A Amizade Real
Um grande senhor que soubera amontoar sabedoria, além da riqueza, auxiliava
diversos amigos pobres, na manutenção do bom ânimo, na luta pela vida.
Sentindo-se mais velho, chamou o filho à cooperação. O rapaz deveria aprender
com ele a distribuir gentilezas e bens.
Para começar, enviou-o à residência de um companheiro de muitos anos, ao qual
destinava trezentos cruzeiros mensais.
O jovem seguiu-lhe as instruções.
Viajou seis quilômetros e encontrou a casa indicada. Contrariando-lhe a
expectativa, porém, não encontrou um pardieiro em ruínas. O domicílio, apesar de
modesto, mostrava encanto e conforto. Flores perfumavam o ambiente e alvo linho
vestia os móveis com beleza e decência.
O beneficiário de seu pai cumprimentou-o, com alegria efusiva, e, depois de
inteligente palestra, mandou trazer o café num serviço agradável e distinto.
Apresentou-lhe familiares e amigos que se envolviam, felizes, num halo enorme de
saúde e contentamento.
Reparando a tranquilidade e a fartura, ali reinantes, o portador regressou ao
lar, sem entregar a dádiva.
—Para quê? — confabulava consigo mesmo — aquele homem não era um pedinte. Não
parecia guardar problemas que merecessem compaixão e caridade. Certo, o genitor
se enganara.
De volta, explicou ao velho pai, particularizadamente, quanto vira,
restituindo-lhe a importância de que fora emissário.
O ancião, contudo, após ouvi-lo calmamente, retirou mais dinheiro da bolsa,
dobrou a quantia e considerou:
—Fizeste bem, tornando até aqui. Ignorava que o nosso amigo estivesse sob mais
amplos compromissos.
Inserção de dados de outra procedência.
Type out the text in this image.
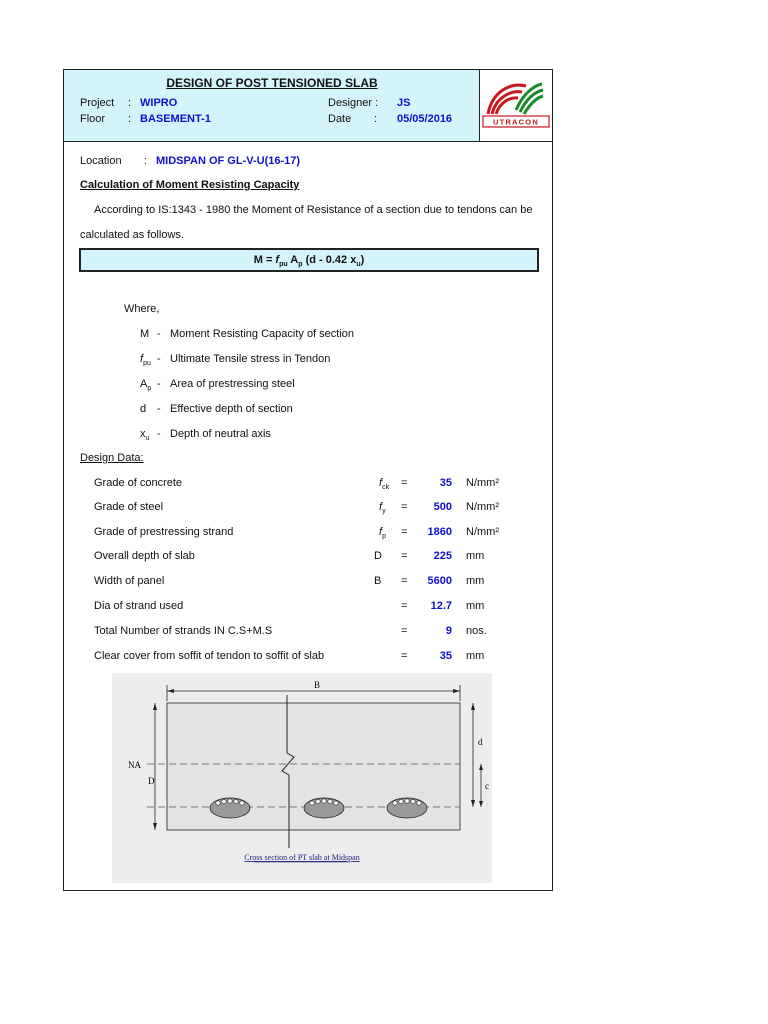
DESIGN OF POST TENSIONED SLAB
Project : WIPRO
Floor : BASEMENT-1
Designer : JS
Date : 05/05/2016	UTRACON
Location : MIDSPAN OF GL-V-U(16-17)
Calculation of Moment Resisting Capacity
According to IS:1343 - 1980 the Moment of Resistance of a section due to tendons can be
calculated as follows.
$M = f_{pu}$ $A_p$ (d - 0.42 $x_u$)
Where,
M - Moment Resisting Capacity of section
$f_{pu}$ - Ultimate Tensile stress in Tendon
$A_p$ - Area of prestressing steel
d - Effective depth of section
$x_u$ - Depth of neutral axis
Design Data:
Grade of concrete	$f_{ck}$ =	35 N/mm²
Grade of steel	$f_y$ =	500 N/mm²
Grade of prestressing strand	$f_p$ =	1860 N/mm²
Overall depth of slab	D =	225 mm
Width of panel	B =	5600 mm
Dia of strand used	=	12.7 mm
Total Number of strands IN C.S+M.S	=	9 nos.
Clear cover from soffit of tendon to soffit of slab	=	35 mm
B
NA
D
d
c
Cross section of PT slab at Midspan
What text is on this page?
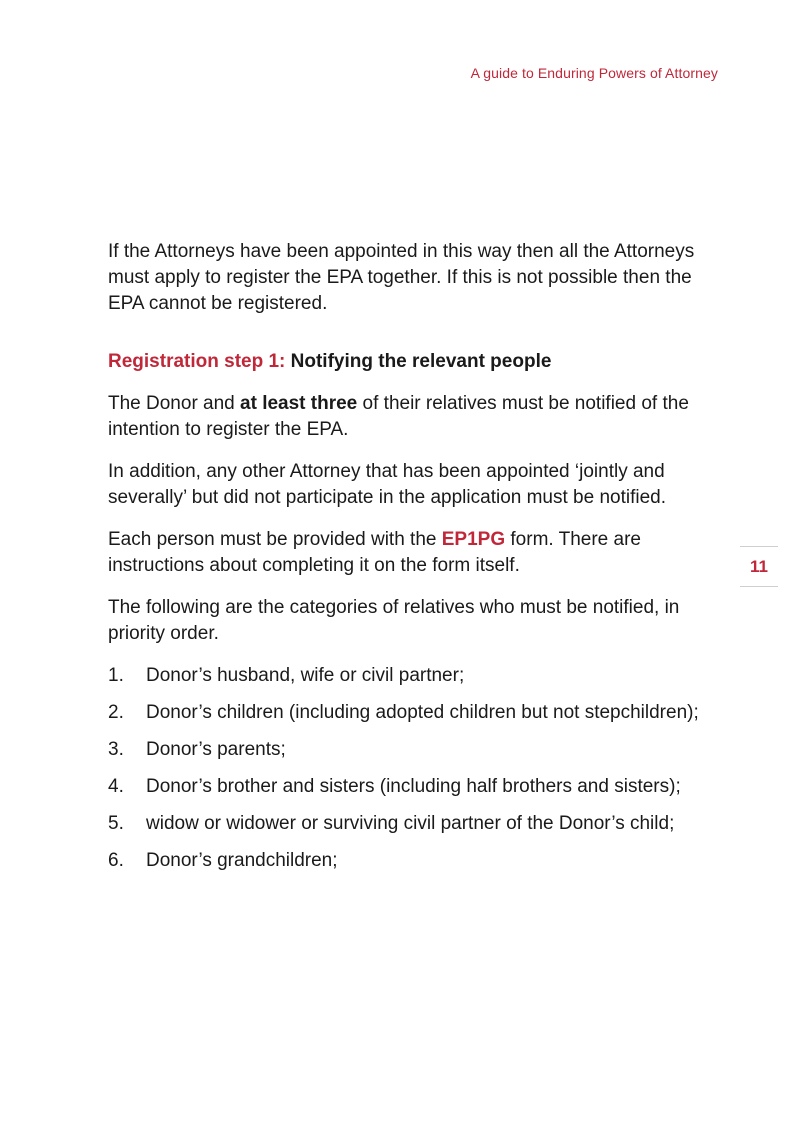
A guide to Enduring Powers of Attorney

If the Attorneys have been appointed in this way then all the Attorneys must apply to register the EPA together. If this is not possible then the EPA cannot be registered.

Registration step 1: Notifying the relevant people

The Donor and at least three of their relatives must be notified of the intention to register the EPA.

In addition, any other Attorney that has been appointed ‘jointly and severally’ but did not participate in the application must be notified.

Each person must be provided with the EP1PG form. There are instructions about completing it on the form itself.

The following are the categories of relatives who must be notified, in priority order.

1. Donor’s husband, wife or civil partner;
2. Donor’s children (including adopted children but not stepchildren);
3. Donor’s parents;
4. Donor’s brother and sisters (including half brothers and sisters);
5. widow or widower or surviving civil partner of the Donor’s child;
6. Donor’s grandchildren;
11
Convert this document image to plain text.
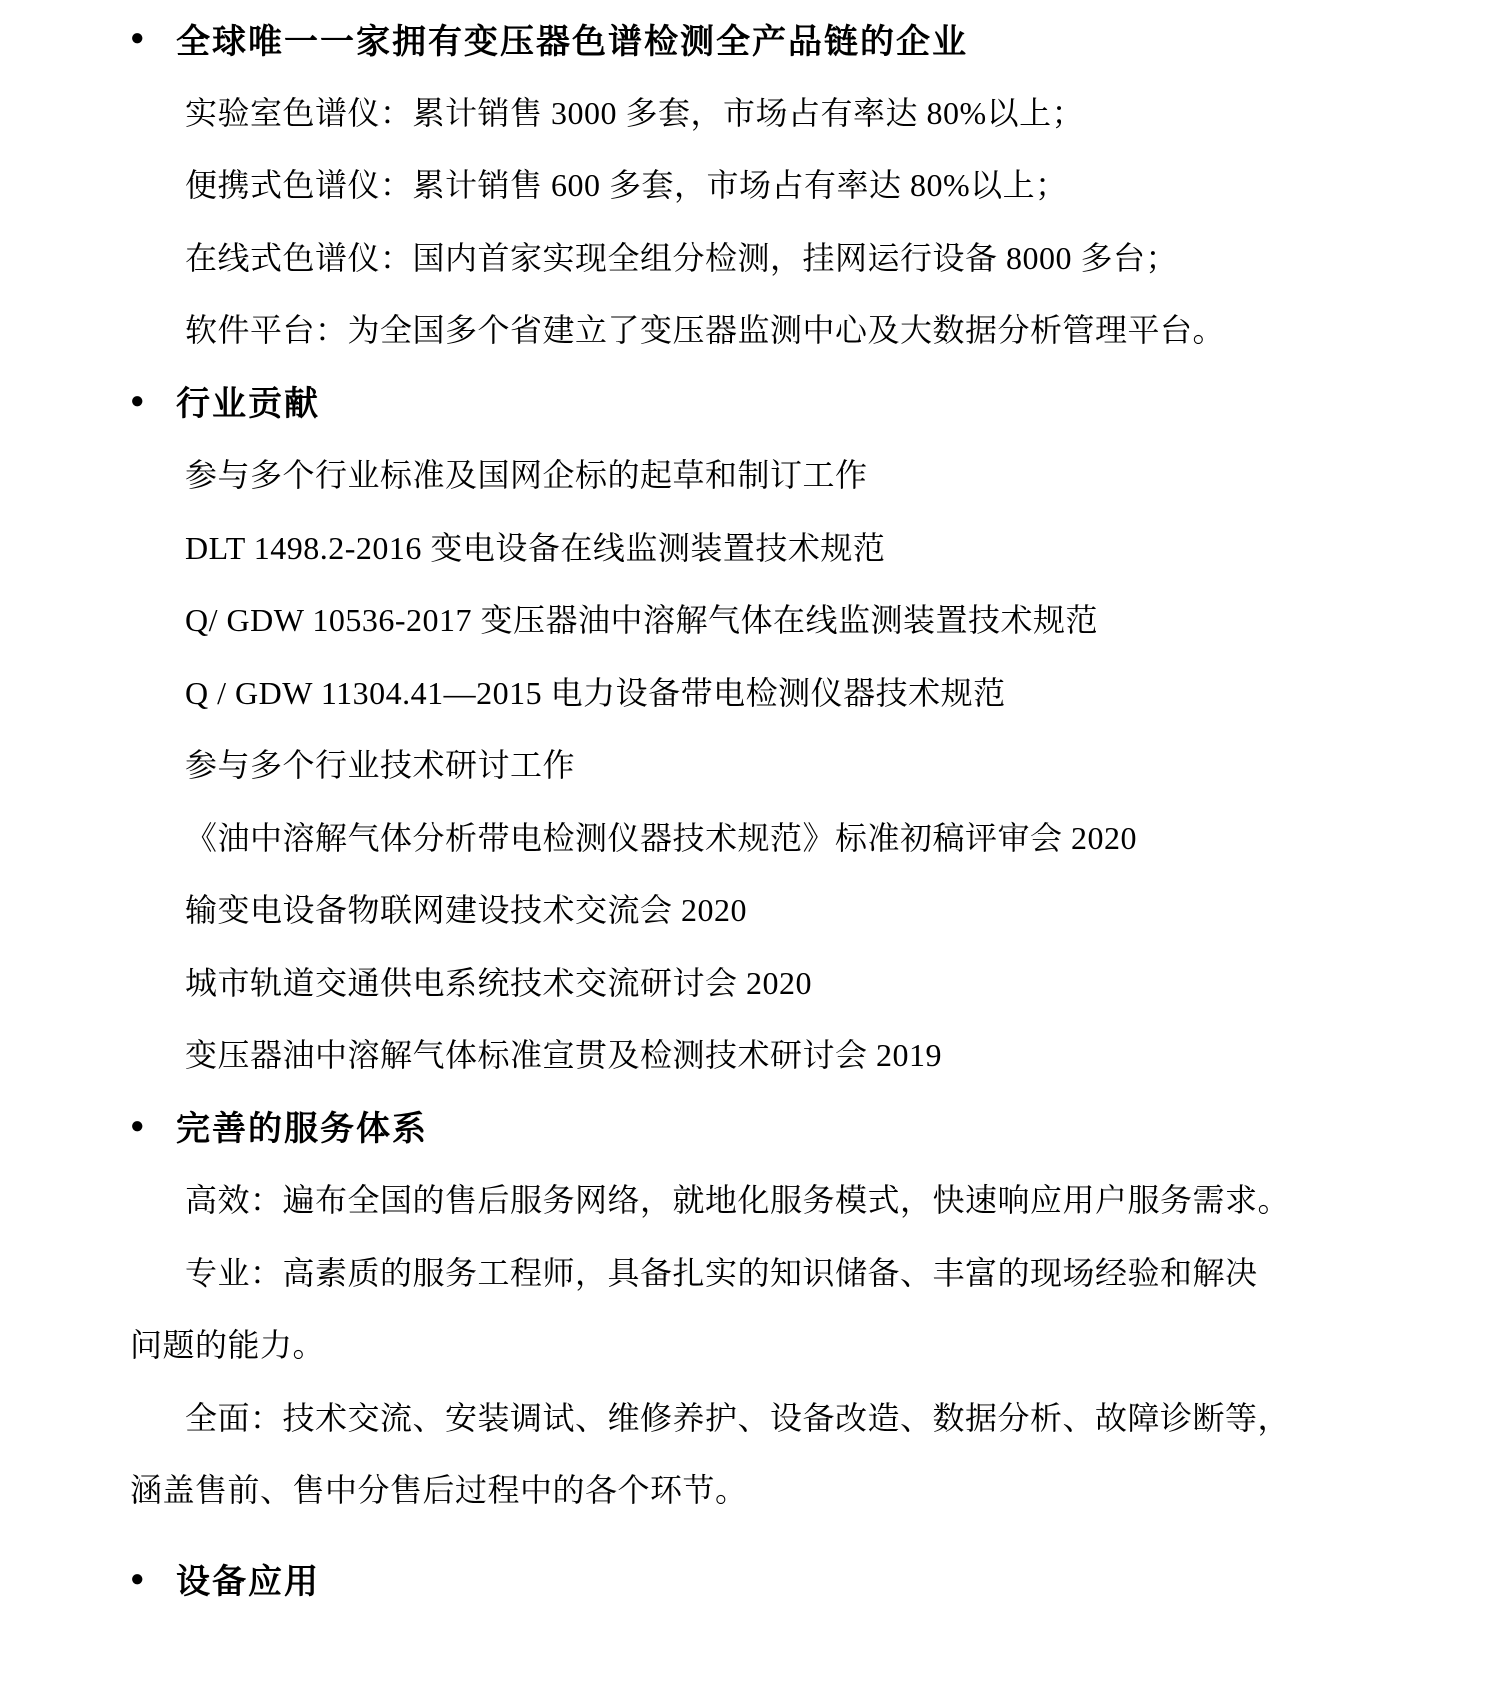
● 全球唯一一家拥有变压器色谱检测全产品链的企业
实验室色谱仪：累计销售 3000 多套，市场占有率达 80%以上；
便携式色谱仪：累计销售 600 多套，市场占有率达 80%以上；
在线式色谱仪：国内首家实现全组分检测，挂网运行设备 8000 多台；
软件平台：为全国多个省建立了变压器监测中心及大数据分析管理平台。
● 行业贡献
参与多个行业标准及国网企标的起草和制订工作
DLT 1498.2-2016 变电设备在线监测装置技术规范
Q/ GDW 10536-2017 变压器油中溶解气体在线监测装置技术规范
Q / GDW 11304.41—2015 电力设备带电检测仪器技术规范
参与多个行业技术研讨工作
《油中溶解气体分析带电检测仪器技术规范》标准初稿评审会 2020
输变电设备物联网建设技术交流会 2020
城市轨道交通供电系统技术交流研讨会 2020
变压器油中溶解气体标准宣贯及检测技术研讨会 2019
● 完善的服务体系
高效：遍布全国的售后服务网络，就地化服务模式，快速响应用户服务需求。
专业：高素质的服务工程师，具备扎实的知识储备、丰富的现场经验和解决
问题的能力。
全面：技术交流、安装调试、维修养护、设备改造、数据分析、故障诊断等，
涵盖售前、售中分售后过程中的各个环节。
● 设备应用
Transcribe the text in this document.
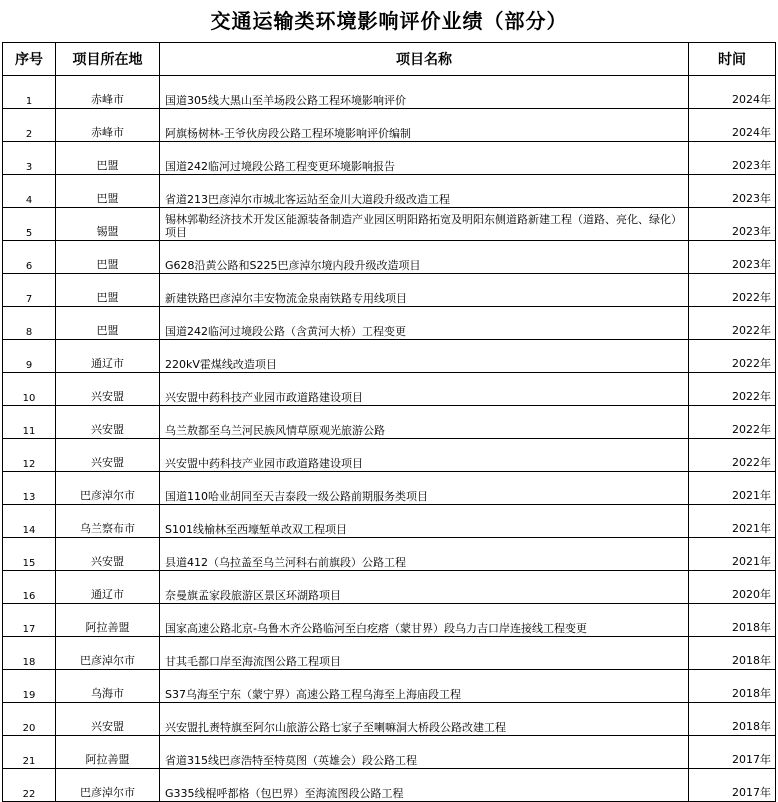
交通运输类环境影响评价业绩（部分）
序号	项目所在地	项目名称	时间
1	赤峰市	国道305线大黑山至羊场段公路工程环境影响评价	2024年
2	赤峰市	阿旗杨树林-王爷伙房段公路工程环境影响评价编制	2024年
3	巴盟	国道242临河过境段公路工程变更环境影响报告	2023年
4	巴盟	省道213巴彦淖尔市城北客运站至金川大道段升级改造工程	2023年
5	锡盟	锡林郭勒经济技术开发区能源装备制造产业园区明阳路拓宽及明阳东侧道路新建工程（道路、亮化、绿化）项目	2023年
6	巴盟	G628沿黄公路和S225巴彦淖尔境内段升级改造项目	2023年
7	巴盟	新建铁路巴彦淖尔丰安物流金泉南铁路专用线项目	2022年
8	巴盟	国道242临河过境段公路（含黄河大桥）工程变更	2022年
9	通辽市	220kV霍煤线改造项目	2022年
10	兴安盟	兴安盟中药科技产业园市政道路建设项目	2022年
11	兴安盟	乌兰敖都至乌兰河民族风情草原观光旅游公路	2022年
12	兴安盟	兴安盟中药科技产业园市政道路建设项目	2022年
13	巴彦淖尔市	国道110哈业胡同至天吉泰段一级公路前期服务类项目	2021年
14	乌兰察布市	S101线榆林至西壕堑单改双工程项目	2021年
15	兴安盟	县道412（乌拉盖至乌兰河科右前旗段）公路工程	2021年
16	通辽市	奈曼旗孟家段旅游区景区环湖路项目	2020年
17	阿拉善盟	国家高速公路北京-乌鲁木齐公路临河至白疙瘩（蒙甘界）段乌力吉口岸连接线工程变更	2018年
18	巴彦淖尔市	甘其毛都口岸至海流图公路工程项目	2018年
19	乌海市	S37乌海至宁东（蒙宁界）高速公路工程乌海至上海庙段工程	2018年
20	兴安盟	兴安盟扎赉特旗至阿尔山旅游公路七家子至喇嘛洞大桥段公路改建工程	2018年
21	阿拉善盟	省道315线巴彦浩特至特莫图（英雄会）段公路工程	2017年
22	巴彦淖尔市	G335线棍呼都格（包巴界）至海流图段公路工程	2017年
Volta à residência dele e, ao invés de trezentos,
entrega-lhe seiscentos cruzeiros, mensalmente, em meu nome, de agora em diante.
A sua nova situação reclama recursos duplicados.
—Mas, meu pai — acentuou o moço —, não se trata de pessoa em posição miserável.
Ao que suponho, o lar dele possui tanto conforto, quanto o nosso.
Folgo bastante com a noticia — exclamou o velho.
E, imprimindo terna censura à voz conselheiral, acrescentou:
—Meu filho, se não é lícito dar remédio aos sãos e esmolas aos que não precisam
delas, semelhante regra não se aplica aos companheiros que Deus nos confiou.
Quem socorre o amigo, apenas nos dias de extremo infortúnio, pode exercer a
piedade que humilha ao invés do amor que santifica. Quem espera o dia do
sofrimento para prestar o favor, muita vez não encontrará senão silêncio e
morte, perdendo a melhor oportunidade de ser útil. Não devemos exigir que o
irmão de jornada se converta em mendigo, a fim de parecermos superiores a ele,
em todas as circunstâncias. Tal atitude de nossa parte representaria crueldade e
dureza. Estendamos-lhe nossas mãos e façamo-lo subir até nós, para que nosso
concurso não seja orgulho vão. Toda gente no mundo pode consolar a miséria e
partilhar as aflições, mas raros aprendem a acentuar a alegria dos entes amados,
multiplicando-a para eles, sem egoísmo e sem inveja no coração. O amigo
verdadeiro, porém, sabe fazer isto. Volta, pois, e atende ao meu conselho para
que nossa afeição constitua sementeira de amor para a eternidade. Nunca desejei
improvisar necessitados, em torno de nossa porta e, sim, criar companheiros para
sempre.
Foi então que o rapaz, envolvido na sabedoria paterna, cumpriu quanto lhe fora
determinado, compreendendo a sublime lição de amizade real.